The Gouffre de St. Sauveur has its legend. It is said that when the church of St. Sauveur, on the neighbouring hill, was in imminent danger at the time of the Revolution, the bells were thrown into the pool so that they should not fall into the hands of the enemy. Imaginative people fancy that they can sometimes hear them ringing at the bottom of the water.

After leaving the pool—now very sombre in the shadow of the wooded hill—I crossed a ridge separating me from the Gouffre de Cabouy, out of which flows a tributary of the Ouysse. Thence I reached the deep and singularly savage gorge of the Alzou, which brought me to Roc-Amadour, when the after-light of sunset was lingering rosily upon the naked crags.

* * * * *

Rocks reach far overhead, dazzlingly white where the sunbeams strike them, and below is a green line of narrow valley.

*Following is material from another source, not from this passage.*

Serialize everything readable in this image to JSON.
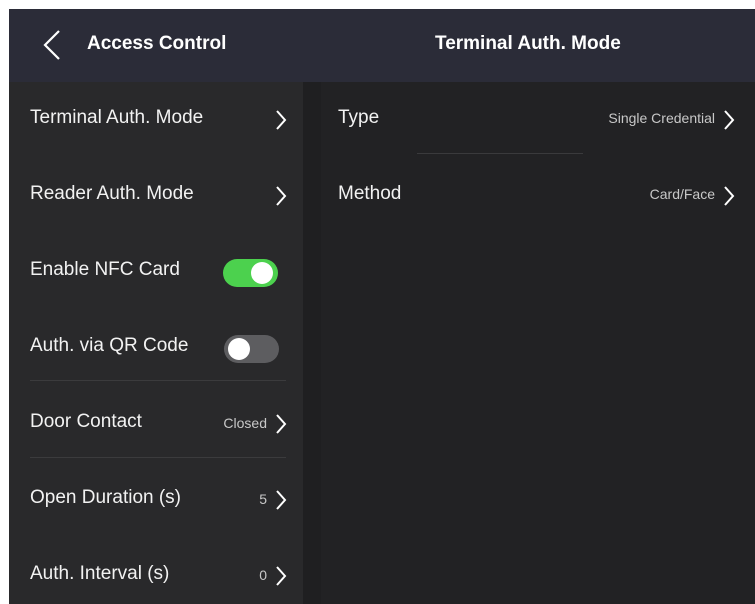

A tinkling of bells comes from the stony sides of the gorge, where sheep are browsing the scant herbage and young shoots of southern-wood; and from the curving fillet of meadow, where the grass seems to grow while the eye watches it, rises the shrill little song of the stream hurrying over its yellow bed, which may be dry again to-morrow. This Alzou is no more to be depended upon than a coquette. After a period of drought, a storm that has passed away hours ago will cause it suddenly to come hissing down over the dry stones; but the next day no trace of the flow may be found save a few pools. Or it may grow to a torrent, even a river, that in its wild career scoffs at banks, and spreads devastation through the valley.

It is April, and the nightingales, the swallows, the flowers, the bees, and the kids, whose trembling voices are heard all about the rocks, tell me that the spring has come. I cannot rest in my cottage on the side of the gorge, not even on the balcony that seems to hang in the air over the depth; the sounds from the valley, especially those that the imagination hears, are too enticing.